Deborah Biddle, whose three children attended Verona schools over the past 12 years, has announced that she will join the school board this spring. She will run unopposed to take the seat vacated by the resignation of Russel King in November and will serve the remaining year of his term. She could run for a full term in 2020.
Biddle says her focus on the board will be managing rapid growth and growing diversity in the district.
“We have a new high school opening in 2020, and we’re redistricting the primary schools and the middle schools, so I thought that this was probably an important time for me to step in and get involved,” she said in an interview Friday. “When I think about how Sun Prairie grew really fast after their new high school opened and there was an influx of people moving into the community, issues concerning all of the students, in terms of what the caliber of education was, how they were going to handle the numbers of students moving in, the challenges of the district becoming more diverse. I’ve seen the same things happening here, potentially, in Verona.”
Verona has also seen a rapid rise in its population of student of color — in 2011, Verona High School’s student population was 75 percent white, according to state Department of Public Instruction data. It is now less than 65 percent white.
This is a statistic that hits close to home for Biddle, who has a thriving career as a diversity and inclusion consultant. She has contributed columns on diversity, inclusion and other career issues for Madison365.
“Verona has become more diverse in the 12 years that I’ve lived here, so I wanted to be involved and help the district become even stronger, and to make sure that we’re doing things as inclusively as possible, maintaining safety, making sure that we are creating an environment where students are challenged and encouraged and supported no matter what their background is,” she said.
Biddle said she’s seen the district headed in the right direction in terms of faculty diversity, and wants to make sure that trend continues.
“Over the time (since) my oldest son was in high school, and then the time that my youngest son finished up, one of the big changes that I noticed as a person of color, was that there were more principals and counselors and teachers of color in the high school. And I think that made a big difference in terms of my youngest son’s experience of the high school. I think that’s important for all children to be able to see themselves in the leadership that is around them. And so to the extent that at every level of the school district, we are able to do that. And I think it’s good for … majority kids to see that there are different adults, leadership figures in the school, who care about all students and who are challenging and supporting all students. It’s good for everybody to see that, and experience it.”

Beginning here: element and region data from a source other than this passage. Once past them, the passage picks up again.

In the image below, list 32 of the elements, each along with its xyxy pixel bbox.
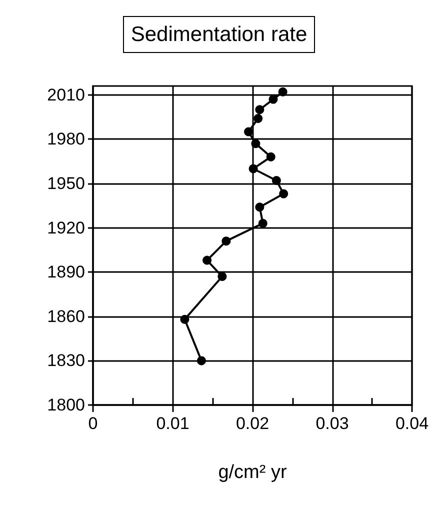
y-tick-label: 1890 [47,262,85,282]
x-tick-label: 0.03 [316,414,349,433]
point [251,139,260,148]
point [272,176,281,186]
point [196,356,206,366]
point [266,152,276,162]
y-tick-label: 1980 [47,130,85,149]
y-tick-label: 1920 [47,218,85,238]
point [258,218,268,228]
x-tick-label: 0.02 [236,414,270,433]
x-tick-label: 0 [88,414,98,433]
point [255,202,264,212]
point [279,189,288,198]
point [268,94,278,104]
point [222,236,231,246]
y-tick-label: 2010 [47,85,85,104]
x-tick-label: 0.04 [395,414,429,433]
point [254,114,263,123]
y-tick-label: 1950 [47,174,85,193]
point [248,164,258,174]
x-tick-label: 0.01 [156,414,190,433]
point [180,314,190,324]
y-tick-label: 1800 [47,396,85,414]
point [255,105,264,114]
point [202,256,212,265]
point [278,87,288,96]
y-tick-label: 1860 [47,306,85,326]
chart-title: Sedimentation rate [130,23,308,46]
y-tick-label: 1830 [47,351,85,370]
x-axis-title: g/cm² yr [218,462,288,483]
point [244,127,254,136]
point [218,272,227,282]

Biddle also noted that the Verona school district is also challenged by serving several cities, including Verona, parts of Madison and Fitchburg, one of the fastest-growing cities in the state.
Biddle, who’s never run for public office before, was recruited to run by current Board Vice President Meredith Stier Christensen after King announced his resignation.
“At first, I was a little apprehensive about it,” she said. “But the more I thought about it and talked with my family about it, the more it seemed like the right thing to do. I find that a lot of times we sit around and talk about what could be done, and complain about things that should be better, and we don’t always take advantage of the opportunities to do something about it when they’re presented. And so since this basically just came into my lap, and I felt like I have the skill and the interest and the experience in the district to be effective, I said yes.”